Tragedia w Nowym Stawie. Podwójne zabójstwo. 51‑latek usłyszał zarzuty
Nowy Staw. Są nowe informacje ws. podwójnego zabójstwa. 51-latek przyznał się do zabicia swojej siostry i byłej partnerki. Mężczyzna usłyszał zarzuty. W momencie zatrzymania miał w organizmie ponad 5 promili alkoholu.
O sprawie informuje RMF FM. 51-latek usłyszał dwa zarzuty. Pierwszy dotyczy zabójstwa, a drugi użycia przemocy wobec funkcjonariuszy policji i straży miejskiej.

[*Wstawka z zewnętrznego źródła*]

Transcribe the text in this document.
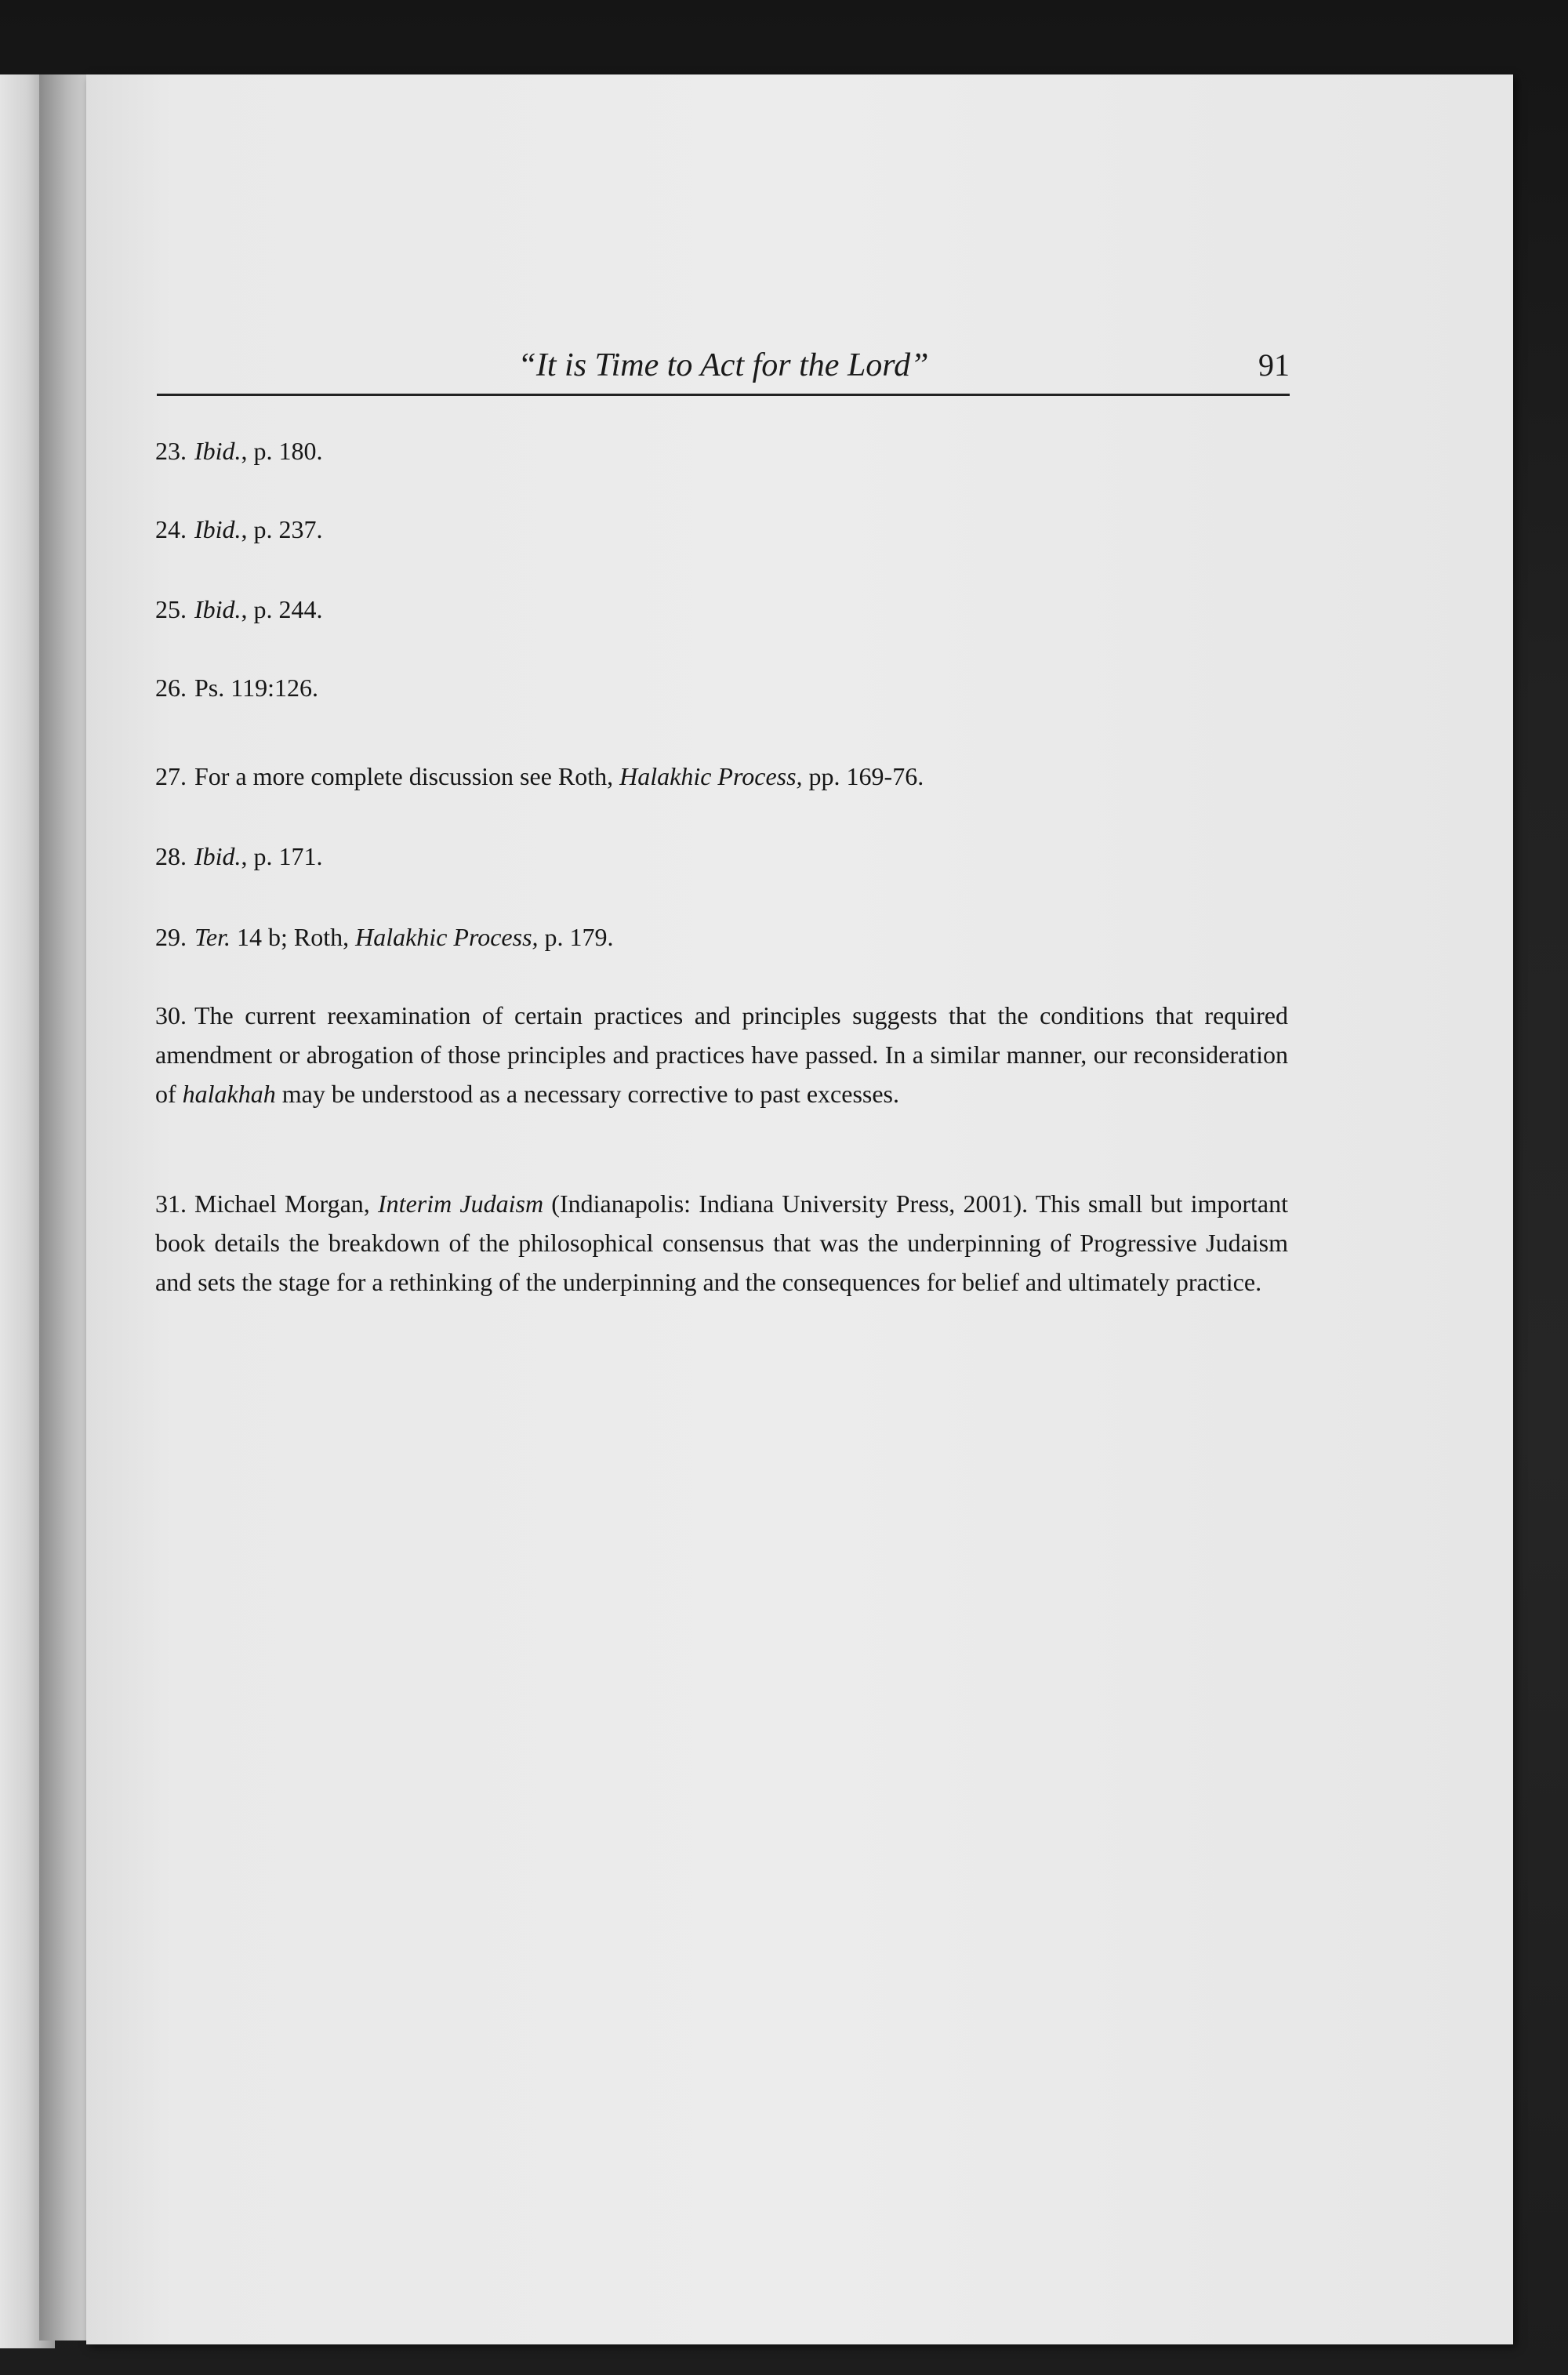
“It is Time to Act for the Lord”	91
23. Ibid., p. 180.
24. Ibid., p. 237.
25. Ibid., p. 244.
26. Ps. 119:126.
27. For a more complete discussion see Roth, Halakhic Process, pp. 169-76.
28. Ibid., p. 171.
29. Ter. 14 b; Roth, Halakhic Process, p. 179.
30. The current reexamination of certain practices and principles suggests that the conditions that required amendment or abrogation of those principles and practices have passed. In a similar manner, our reconsideration of halakhah may be understood as a necessary corrective to past excesses.
31. Michael Morgan, Interim Judaism (Indianapolis: Indiana University Press, 2001). This small but important book details the breakdown of the philosophical consensus that was the underpinning of Progressive Judaism and sets the stage for a rethinking of the underpinning and the consequences for belief and ultimately practice.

Mężczyzna przyznał się do zarzucanych mu czynów, odmówił jednak złożenia wyjaśnień. Grozi mu dożywocie, a śledczy z prokuratury w Malborku wskazują na to, że działał z bezpośrednim zamiarem zabójstwa obu kobiet.
Warto zaznaczyć, że drugi zarzut dotyczy sytuacji, która miała miejsce tuż przed tragedią. Siostra podejrzanego zawiadomiła policję na dzień przed śmiercią. Prosiła o interwencję podczas awantury domowej. Dzień później krewna 51-latka zginęła od śmiertelnego ciosu w samo serce. Z kolei druga ofiara - była partnerka mężczyzny - była raniona nożem 7 razy.
Po ataku 51-latek poszedł do sklepu, gdzie wypił butelkę wódki i powiedział ekspedientce o zabójstwie. To właśnie ona wezwała policję. W momencie zatrzymania mężczyzna miał ponad 5 promili alkoholu w organizmie. W stanie zagrożenia życia trafił do szpitala. Ze względu na jego stan przesłuchanie możliwe było dopiero w środę.
Mężczyzna ma na swoim koncie wyroki m.in. za przestępstwa narkotykowe. Wyszedł z więzienia w listopadzie 2019 roku.